If the length of seq is not t.Len(), CosSequence will panic. If dst is nil, a new slice is allocated and returned. If dst is not nil and the length of dst does not equal t.Len(), CosSequence will panic. It is safe to use the same slice for dst and seq.
func (*QuarterWaveFFT) Len ¶
func (t *QuarterWaveFFT) Len() int
Len returns the length of the acceptable input.
func (*QuarterWaveFFT) Reset ¶
func (t *QuarterWaveFFT) Reset(n int)
Reset reinitializes the QuarterWaveFFT for work on sequences of length n.

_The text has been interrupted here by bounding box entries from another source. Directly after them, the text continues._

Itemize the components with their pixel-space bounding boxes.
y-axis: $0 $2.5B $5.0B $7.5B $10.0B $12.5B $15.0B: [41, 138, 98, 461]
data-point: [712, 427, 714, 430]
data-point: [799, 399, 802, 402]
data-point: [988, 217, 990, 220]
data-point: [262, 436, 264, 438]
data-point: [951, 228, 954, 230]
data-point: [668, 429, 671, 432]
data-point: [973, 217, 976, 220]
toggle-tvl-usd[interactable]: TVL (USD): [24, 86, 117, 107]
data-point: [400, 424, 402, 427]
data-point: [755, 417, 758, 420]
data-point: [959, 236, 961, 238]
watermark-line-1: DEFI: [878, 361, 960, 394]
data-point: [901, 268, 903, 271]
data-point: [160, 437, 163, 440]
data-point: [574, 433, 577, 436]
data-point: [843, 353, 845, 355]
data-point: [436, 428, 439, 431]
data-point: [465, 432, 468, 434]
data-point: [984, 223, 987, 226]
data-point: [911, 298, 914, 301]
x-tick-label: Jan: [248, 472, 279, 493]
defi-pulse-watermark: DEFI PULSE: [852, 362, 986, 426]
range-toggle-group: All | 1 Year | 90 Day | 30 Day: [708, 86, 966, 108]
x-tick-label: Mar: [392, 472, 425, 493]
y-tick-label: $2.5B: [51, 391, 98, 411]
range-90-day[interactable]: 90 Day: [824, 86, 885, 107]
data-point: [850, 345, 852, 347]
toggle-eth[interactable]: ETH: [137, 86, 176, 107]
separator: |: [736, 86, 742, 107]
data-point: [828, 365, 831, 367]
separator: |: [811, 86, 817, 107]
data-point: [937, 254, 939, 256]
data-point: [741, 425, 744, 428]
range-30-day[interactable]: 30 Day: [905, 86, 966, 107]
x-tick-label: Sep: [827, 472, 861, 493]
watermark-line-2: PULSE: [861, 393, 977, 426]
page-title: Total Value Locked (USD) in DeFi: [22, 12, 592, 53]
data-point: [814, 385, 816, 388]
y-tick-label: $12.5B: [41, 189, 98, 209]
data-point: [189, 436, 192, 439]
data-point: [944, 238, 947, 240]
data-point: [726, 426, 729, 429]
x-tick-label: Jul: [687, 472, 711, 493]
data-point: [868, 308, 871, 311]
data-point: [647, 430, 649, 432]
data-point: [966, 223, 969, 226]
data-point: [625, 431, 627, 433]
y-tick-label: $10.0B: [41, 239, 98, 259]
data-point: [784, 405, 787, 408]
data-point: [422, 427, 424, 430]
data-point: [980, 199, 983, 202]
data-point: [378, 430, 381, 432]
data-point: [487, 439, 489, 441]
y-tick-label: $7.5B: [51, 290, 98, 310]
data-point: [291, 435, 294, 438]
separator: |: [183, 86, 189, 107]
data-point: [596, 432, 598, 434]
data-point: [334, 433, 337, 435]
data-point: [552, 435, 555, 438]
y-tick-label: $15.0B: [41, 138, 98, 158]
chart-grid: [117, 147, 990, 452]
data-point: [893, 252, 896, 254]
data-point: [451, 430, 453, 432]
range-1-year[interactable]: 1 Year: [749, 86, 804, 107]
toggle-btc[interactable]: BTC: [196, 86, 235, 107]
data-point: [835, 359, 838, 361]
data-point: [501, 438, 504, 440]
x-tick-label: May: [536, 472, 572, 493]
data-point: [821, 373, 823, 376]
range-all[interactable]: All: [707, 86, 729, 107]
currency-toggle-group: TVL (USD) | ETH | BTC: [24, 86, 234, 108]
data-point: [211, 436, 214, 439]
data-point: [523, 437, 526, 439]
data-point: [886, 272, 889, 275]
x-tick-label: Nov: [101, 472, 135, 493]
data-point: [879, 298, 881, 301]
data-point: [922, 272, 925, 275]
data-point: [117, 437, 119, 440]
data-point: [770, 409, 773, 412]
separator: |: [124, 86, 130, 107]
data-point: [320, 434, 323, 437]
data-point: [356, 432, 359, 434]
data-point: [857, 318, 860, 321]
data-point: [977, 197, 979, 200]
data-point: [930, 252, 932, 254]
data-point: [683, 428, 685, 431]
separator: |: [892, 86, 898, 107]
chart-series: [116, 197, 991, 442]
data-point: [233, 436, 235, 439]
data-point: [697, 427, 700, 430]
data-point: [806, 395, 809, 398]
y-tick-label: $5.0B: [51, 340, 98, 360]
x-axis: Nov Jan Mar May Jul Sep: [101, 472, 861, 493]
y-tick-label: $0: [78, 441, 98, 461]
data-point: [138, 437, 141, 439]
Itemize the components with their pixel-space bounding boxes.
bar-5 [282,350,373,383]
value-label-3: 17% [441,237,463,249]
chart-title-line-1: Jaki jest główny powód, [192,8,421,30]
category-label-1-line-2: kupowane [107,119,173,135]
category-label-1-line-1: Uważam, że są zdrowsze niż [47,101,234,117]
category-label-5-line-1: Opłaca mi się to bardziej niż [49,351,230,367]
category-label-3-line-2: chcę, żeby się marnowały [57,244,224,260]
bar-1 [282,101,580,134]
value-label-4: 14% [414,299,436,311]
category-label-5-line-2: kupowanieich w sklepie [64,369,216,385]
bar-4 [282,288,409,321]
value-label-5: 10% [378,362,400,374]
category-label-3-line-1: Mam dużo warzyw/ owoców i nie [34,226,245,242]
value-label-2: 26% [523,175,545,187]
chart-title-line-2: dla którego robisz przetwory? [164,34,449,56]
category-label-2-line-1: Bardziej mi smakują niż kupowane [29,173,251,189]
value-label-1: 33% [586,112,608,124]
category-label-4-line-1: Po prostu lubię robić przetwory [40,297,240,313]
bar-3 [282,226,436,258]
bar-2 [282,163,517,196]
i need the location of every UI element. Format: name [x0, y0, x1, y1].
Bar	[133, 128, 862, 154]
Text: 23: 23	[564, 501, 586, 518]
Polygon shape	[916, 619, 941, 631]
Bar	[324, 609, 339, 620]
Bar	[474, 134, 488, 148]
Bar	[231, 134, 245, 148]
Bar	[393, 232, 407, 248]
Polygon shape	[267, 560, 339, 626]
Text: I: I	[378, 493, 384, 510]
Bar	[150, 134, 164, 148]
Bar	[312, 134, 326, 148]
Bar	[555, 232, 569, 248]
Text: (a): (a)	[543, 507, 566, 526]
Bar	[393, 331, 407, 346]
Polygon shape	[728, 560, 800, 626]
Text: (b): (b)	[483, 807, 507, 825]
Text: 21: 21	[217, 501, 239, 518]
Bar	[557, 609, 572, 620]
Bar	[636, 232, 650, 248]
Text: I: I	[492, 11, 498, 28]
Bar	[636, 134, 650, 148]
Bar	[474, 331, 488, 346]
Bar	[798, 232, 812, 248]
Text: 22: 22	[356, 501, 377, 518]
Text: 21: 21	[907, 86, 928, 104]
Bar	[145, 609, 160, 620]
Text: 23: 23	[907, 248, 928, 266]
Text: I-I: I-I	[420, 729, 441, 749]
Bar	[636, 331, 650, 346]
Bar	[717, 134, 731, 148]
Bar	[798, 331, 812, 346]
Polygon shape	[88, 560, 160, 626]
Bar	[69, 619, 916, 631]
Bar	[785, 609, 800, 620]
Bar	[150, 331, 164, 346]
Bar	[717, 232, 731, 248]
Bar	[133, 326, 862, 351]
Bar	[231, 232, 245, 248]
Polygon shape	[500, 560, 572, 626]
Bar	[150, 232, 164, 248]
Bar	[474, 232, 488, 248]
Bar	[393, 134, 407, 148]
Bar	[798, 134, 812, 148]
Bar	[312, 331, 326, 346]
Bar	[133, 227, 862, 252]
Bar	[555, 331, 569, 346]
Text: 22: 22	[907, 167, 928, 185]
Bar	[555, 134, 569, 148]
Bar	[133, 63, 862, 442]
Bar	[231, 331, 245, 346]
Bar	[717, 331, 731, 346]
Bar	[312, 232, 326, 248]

func (*QuarterWaveFFT) SinCoefficients ¶
func (t *QuarterWaveFFT) SinCoefficients(dst, seq []float64) []float64
SinCoefficients computes the Fast Fourier Transform of quarter wave data for the input sequence, seq, placing the sine series coefficients in dst and returning it. This transform is unnormalized; a call to SinCoefficients followed by a call to SinSequence will multiply the input sequence by 4*n, where n is the length of the sequence.
If the length of seq is not t.Len(), SinCoefficients will panic. If dst is nil, a new slice is allocated and returned. If dst is not nil and the length of dst does not equal t.Len(), SinCoefficients will panic. It is safe to use the same slice for dst and seq.
func (*QuarterWaveFFT) SinSequence ¶
func (t *QuarterWaveFFT) SinSequence(dst, coeff []float64) []float64
SinSequence computes the Inverse Fast Fourier Transform of quarter wave data for the input sine series coefficients, coeff, placing the sequence data in dst and returning it. This transform is unnormalized; a call to SinSequence followed by a call to SinCoefficients will multiply the input sequence by 4*n, where n is the length of the sequence.
If the length of seq is not t.Len(), SinSequence will panic. If dst is nil, a new slice is allocated and returned. If dst is not nil and the length of dst does not equal t.Len(), SinSequence will panic. It is safe to use the same slice for dst and seq.